La commissaire européenne à l’Emploi et aux Affaires sociales, Marianne Thyssen, a assuré, jeudi 19 septembre au Parlement européen, que le statut des pompiers volontaires n’était pas menacé par l’arrêt ‘Matzak’ de la Cour de justice de l’UE (CJUE) et pouvait faire, dans tous les cas, l’objet de dérogations à la directive ‘temps de travail’.
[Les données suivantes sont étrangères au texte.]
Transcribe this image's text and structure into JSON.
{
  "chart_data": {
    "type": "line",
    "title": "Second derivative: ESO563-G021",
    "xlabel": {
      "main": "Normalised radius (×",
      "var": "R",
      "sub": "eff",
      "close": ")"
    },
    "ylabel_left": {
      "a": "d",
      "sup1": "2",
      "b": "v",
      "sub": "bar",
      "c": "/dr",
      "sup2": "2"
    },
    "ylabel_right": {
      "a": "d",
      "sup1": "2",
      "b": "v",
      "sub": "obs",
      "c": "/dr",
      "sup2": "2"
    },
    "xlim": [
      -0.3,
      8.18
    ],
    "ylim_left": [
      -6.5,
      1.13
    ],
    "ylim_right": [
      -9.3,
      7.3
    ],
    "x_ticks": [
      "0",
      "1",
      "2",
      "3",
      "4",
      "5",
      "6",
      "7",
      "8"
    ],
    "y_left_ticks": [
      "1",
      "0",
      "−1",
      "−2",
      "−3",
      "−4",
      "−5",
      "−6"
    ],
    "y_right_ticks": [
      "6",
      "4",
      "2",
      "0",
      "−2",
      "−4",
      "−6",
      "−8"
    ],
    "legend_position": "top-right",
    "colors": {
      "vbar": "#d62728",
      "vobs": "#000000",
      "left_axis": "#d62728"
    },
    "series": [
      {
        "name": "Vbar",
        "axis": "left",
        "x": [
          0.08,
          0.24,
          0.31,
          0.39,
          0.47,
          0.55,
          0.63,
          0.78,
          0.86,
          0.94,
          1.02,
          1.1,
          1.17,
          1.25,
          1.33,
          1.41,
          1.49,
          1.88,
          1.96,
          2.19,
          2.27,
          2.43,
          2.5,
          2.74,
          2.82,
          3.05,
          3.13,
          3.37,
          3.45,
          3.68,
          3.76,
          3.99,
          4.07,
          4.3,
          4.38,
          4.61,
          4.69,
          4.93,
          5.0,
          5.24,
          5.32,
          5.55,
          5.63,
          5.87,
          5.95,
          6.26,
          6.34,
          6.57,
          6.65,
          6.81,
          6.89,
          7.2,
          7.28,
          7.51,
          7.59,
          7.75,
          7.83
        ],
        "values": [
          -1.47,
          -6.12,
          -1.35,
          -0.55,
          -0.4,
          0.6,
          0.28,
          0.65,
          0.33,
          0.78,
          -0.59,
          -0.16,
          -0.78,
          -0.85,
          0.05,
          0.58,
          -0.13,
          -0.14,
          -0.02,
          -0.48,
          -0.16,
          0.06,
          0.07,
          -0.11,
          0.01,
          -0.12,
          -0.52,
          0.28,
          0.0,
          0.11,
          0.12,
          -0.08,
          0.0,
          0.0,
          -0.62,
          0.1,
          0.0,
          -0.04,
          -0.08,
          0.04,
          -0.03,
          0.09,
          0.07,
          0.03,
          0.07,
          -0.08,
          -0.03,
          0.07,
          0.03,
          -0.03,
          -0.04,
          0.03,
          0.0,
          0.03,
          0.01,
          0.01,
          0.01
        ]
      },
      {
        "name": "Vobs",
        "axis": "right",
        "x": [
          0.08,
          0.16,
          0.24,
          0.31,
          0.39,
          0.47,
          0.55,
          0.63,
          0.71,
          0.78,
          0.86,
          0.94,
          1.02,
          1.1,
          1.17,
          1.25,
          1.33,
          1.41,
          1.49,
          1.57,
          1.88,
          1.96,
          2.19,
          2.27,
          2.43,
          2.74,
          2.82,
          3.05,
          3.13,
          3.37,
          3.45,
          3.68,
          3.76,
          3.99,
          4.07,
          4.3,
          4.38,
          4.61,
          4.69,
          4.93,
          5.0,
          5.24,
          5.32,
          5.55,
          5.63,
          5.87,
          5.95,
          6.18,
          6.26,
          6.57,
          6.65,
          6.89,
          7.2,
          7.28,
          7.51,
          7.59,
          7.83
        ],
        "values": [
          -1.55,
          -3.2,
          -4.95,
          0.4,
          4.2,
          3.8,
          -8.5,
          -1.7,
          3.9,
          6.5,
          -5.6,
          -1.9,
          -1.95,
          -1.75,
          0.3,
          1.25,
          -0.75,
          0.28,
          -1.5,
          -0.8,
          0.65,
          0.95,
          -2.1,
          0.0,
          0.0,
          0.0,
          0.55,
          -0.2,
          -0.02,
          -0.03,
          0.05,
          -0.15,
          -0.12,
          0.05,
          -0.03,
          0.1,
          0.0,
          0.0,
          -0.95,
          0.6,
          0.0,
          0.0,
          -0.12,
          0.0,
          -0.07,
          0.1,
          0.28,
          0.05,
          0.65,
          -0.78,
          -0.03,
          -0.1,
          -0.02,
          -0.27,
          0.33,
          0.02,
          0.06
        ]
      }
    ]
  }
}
La CJUE avait rendu un arrêt en février 2018 sur l’affaire ‘Rudy Matzak’, dans laquelle elle considère qu’un temps de garde d’un sapeur-pompier volontaire était du « travail » selon la directive ‘temps de travail’ (EUROPE 11966/29). L’arrêt avait crispé certains États membres, comme la France ou l’Allemagne, où les sapeurs-pompiers volontaires représentent un contingent important de pompiers.
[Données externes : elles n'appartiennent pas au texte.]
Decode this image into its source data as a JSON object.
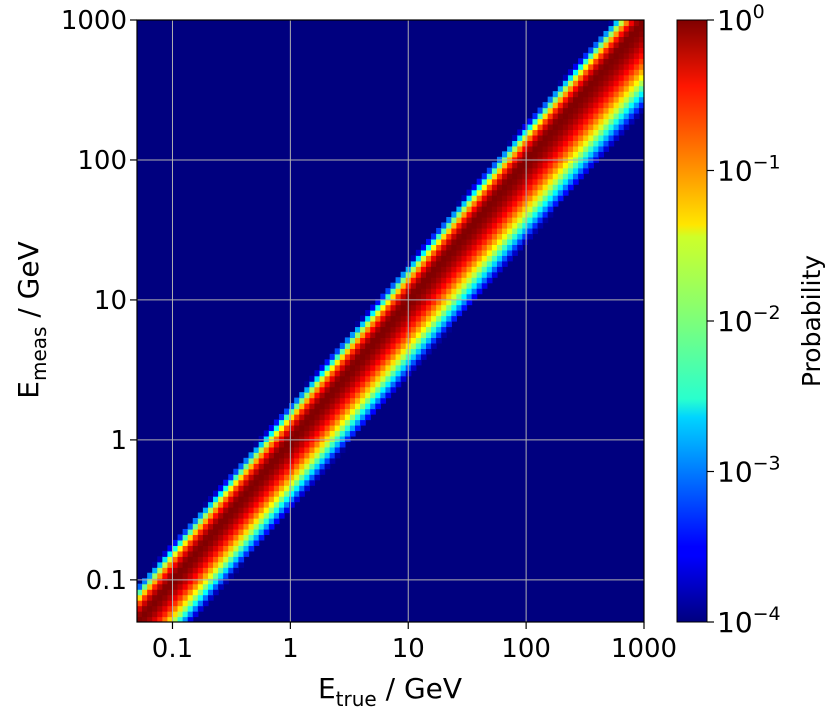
{
  "chart_data": {
    "type": "heatmap",
    "title": "",
    "xlabel": {
      "main": "E",
      "sub": "true",
      "rest": " / GeV"
    },
    "ylabel": {
      "main": "E",
      "sub": "meas",
      "rest": " / GeV"
    },
    "xscale": "log",
    "yscale": "log",
    "xlim": [
      0.05,
      1000
    ],
    "ylim": [
      0.05,
      1000
    ],
    "x_ticks": [
      {
        "value": 0.1,
        "label": "0.1"
      },
      {
        "value": 1,
        "label": "1"
      },
      {
        "value": 10,
        "label": "10"
      },
      {
        "value": 100,
        "label": "100"
      },
      {
        "value": 1000,
        "label": "1000"
      }
    ],
    "y_ticks": [
      {
        "value": 0.1,
        "label": "0.1"
      },
      {
        "value": 1,
        "label": "1"
      },
      {
        "value": 10,
        "label": "10"
      },
      {
        "value": 100,
        "label": "100"
      },
      {
        "value": 1000,
        "label": "1000"
      }
    ],
    "grid": true,
    "colormap": "jet",
    "colorbar": {
      "label": "Probability",
      "scale": "log",
      "range": [
        0.0001,
        1
      ],
      "ticks": [
        {
          "value": 1,
          "base": "10",
          "exp": "0"
        },
        {
          "value": 0.1,
          "base": "10",
          "exp": "−1"
        },
        {
          "value": 0.01,
          "base": "10",
          "exp": "−2"
        },
        {
          "value": 0.001,
          "base": "10",
          "exp": "−3"
        },
        {
          "value": 0.0001,
          "base": "10",
          "exp": "−4"
        }
      ]
    },
    "response_model": {
      "description": "Probability peaks at E_meas = E_true, spreading toward lower measured energies",
      "peak_ratio_Emeas_over_Etrue": 1.0,
      "tail_below_diagonal_decades": 0.55,
      "tail_above_diagonal_decades": 0.25
    },
    "colors": {
      "background_min": "#00007f",
      "peak": "#7f0000",
      "grid": "#b0b0b0"
    }
  }
}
La commissaire a cherché à calmer les inquiétudes. « En tout état de cause, la directive sur le temps de travail prévoit la flexibilité nécessaire pour répondre aux besoins des services d'urgence », a insisté Mme Thyssen. La commissaire a rappelé que des dérogations au repos journalier et hebdomadaire, au temps de travail hebdomadaire maximale de 48h étaient possibles sous certaines conditions. En cas de catastrophes naturelles, « la directive peut être totalement inapplicable. »
Pour la commissaire, l’arrêt ‘Matzak’ n’oblige pas les États membres à revoir le statut de pompier volontaire. L’arrêt ne modifie pas non plus la notion de « travailleur ». Chaque cas est spécifique, a-t-elle martelé, soulignant que la situation de M. Matzak était très contraignante.
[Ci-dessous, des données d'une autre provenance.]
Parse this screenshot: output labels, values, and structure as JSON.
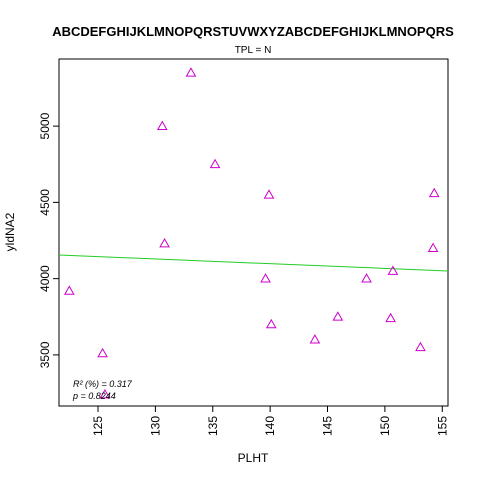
{
  "chart_data": {
    "type": "scatter",
    "title": "ABCDEFGHIJKLMNOPQRSTUVWXYZABCDEFGHIJKLMNOPQRS",
    "subtitle": "TPL = N",
    "xlabel": "PLHT",
    "ylabel": "yldNA2",
    "xlim": [
      121.6,
      155.5
    ],
    "ylim": [
      3165,
      5440
    ],
    "x_ticks": [
      125,
      130,
      135,
      140,
      145,
      150,
      155
    ],
    "y_ticks": [
      3500,
      4000,
      4500,
      5000
    ],
    "grid": false,
    "legend": "none",
    "points": [
      {
        "x": 122.5,
        "y": 3920
      },
      {
        "x": 125.4,
        "y": 3510
      },
      {
        "x": 125.6,
        "y": 3240
      },
      {
        "x": 130.6,
        "y": 5000
      },
      {
        "x": 130.8,
        "y": 4230
      },
      {
        "x": 133.1,
        "y": 5350
      },
      {
        "x": 135.2,
        "y": 4750
      },
      {
        "x": 139.6,
        "y": 4000
      },
      {
        "x": 139.9,
        "y": 4550
      },
      {
        "x": 140.1,
        "y": 3700
      },
      {
        "x": 143.9,
        "y": 3600
      },
      {
        "x": 145.9,
        "y": 3750
      },
      {
        "x": 148.4,
        "y": 4000
      },
      {
        "x": 150.5,
        "y": 3740
      },
      {
        "x": 150.7,
        "y": 4050
      },
      {
        "x": 153.1,
        "y": 3550
      },
      {
        "x": 154.2,
        "y": 4200
      },
      {
        "x": 154.3,
        "y": 4560
      }
    ],
    "fit_line": {
      "x": [
        121.6,
        155.5
      ],
      "y": [
        4155,
        4050
      ]
    },
    "colors": {
      "points": "#cc00cc",
      "fit_line": "#22cc22",
      "axes": "#000000"
    },
    "annotations": {
      "r2_label": "R² (%) = 0.317",
      "p_label": "p = 0.8244"
    }
  }
}
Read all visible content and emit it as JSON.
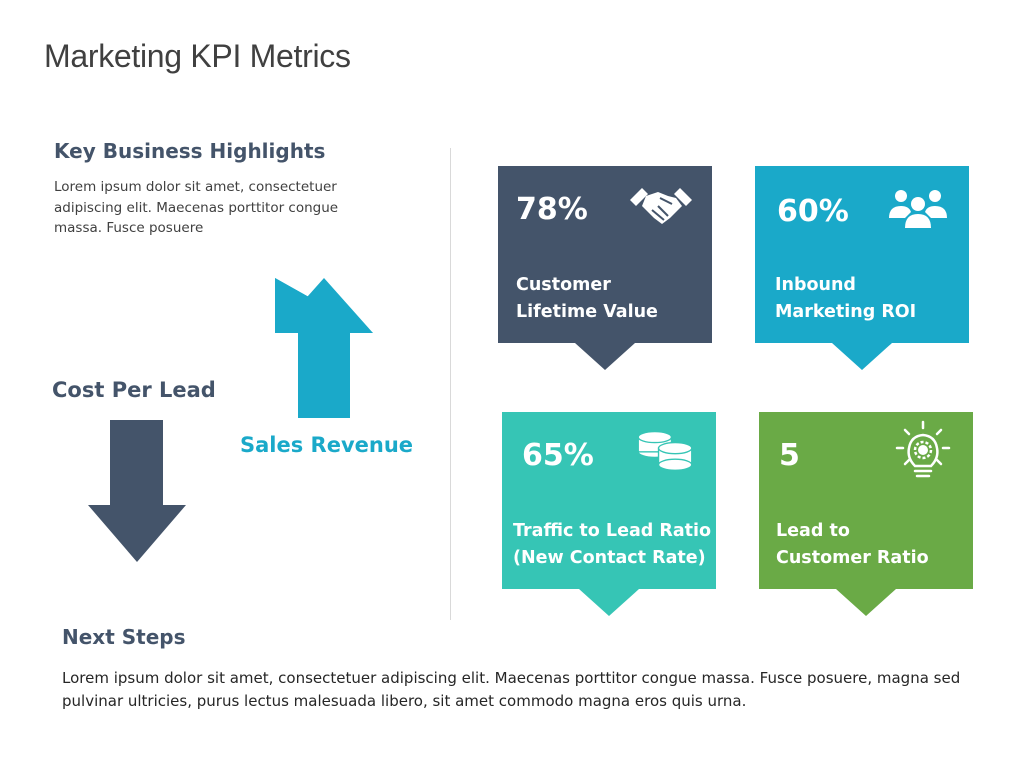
{
  "title": "Marketing KPI Metrics",
  "key_highlights": {
    "heading": "Key Business Highlights",
    "text": "Lorem ipsum dolor sit amet, consectetuer adipiscing elit. Maecenas porttitor congue massa. Fusce posuere"
  },
  "arrows": {
    "down_label": "Cost Per Lead",
    "up_label": "Sales Revenue",
    "down_color": "#44546a",
    "up_color": "#1aa9c9"
  },
  "cards": [
    {
      "value": "78%",
      "label_line1": "Customer",
      "label_line2": "Lifetime Value",
      "icon": "handshake-icon",
      "color": "#44546a"
    },
    {
      "value": "60%",
      "label_line1": "Inbound",
      "label_line2": "Marketing ROI",
      "icon": "people-group-icon",
      "color": "#1aa9c9"
    },
    {
      "value": "65%",
      "label_line1": "Traffic to Lead Ratio",
      "label_line2": "(New Contact Rate)",
      "icon": "coins-icon",
      "color": "#36c5b5"
    },
    {
      "value": "5",
      "label_line1": "Lead to",
      "label_line2": "Customer Ratio",
      "icon": "lightbulb-gear-icon",
      "color": "#6aaa46"
    }
  ],
  "next_steps": {
    "heading": "Next Steps",
    "text": "Lorem ipsum dolor sit amet, consectetuer adipiscing elit. Maecenas porttitor congue massa. Fusce posuere, magna sed pulvinar ultricies, purus lectus malesuada libero, sit amet commodo magna eros quis urna."
  }
}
Nouvelle directive ? La question de l’adoption d’une révision de la directive 'temps de travail' ou de l’élaboration d’une nouvelle directive sur l’engagement citoyen était sur plusieurs lèvres, notamment celles de Milan Brglez (S&D, slovène). La commissaire ne s’est pas engagée ; arrivant à la fin de son mandat, elle a assuré qu’elle transmettrait l’information à son successeur, qui sera donc vraisemblablement Nicolas Schmit.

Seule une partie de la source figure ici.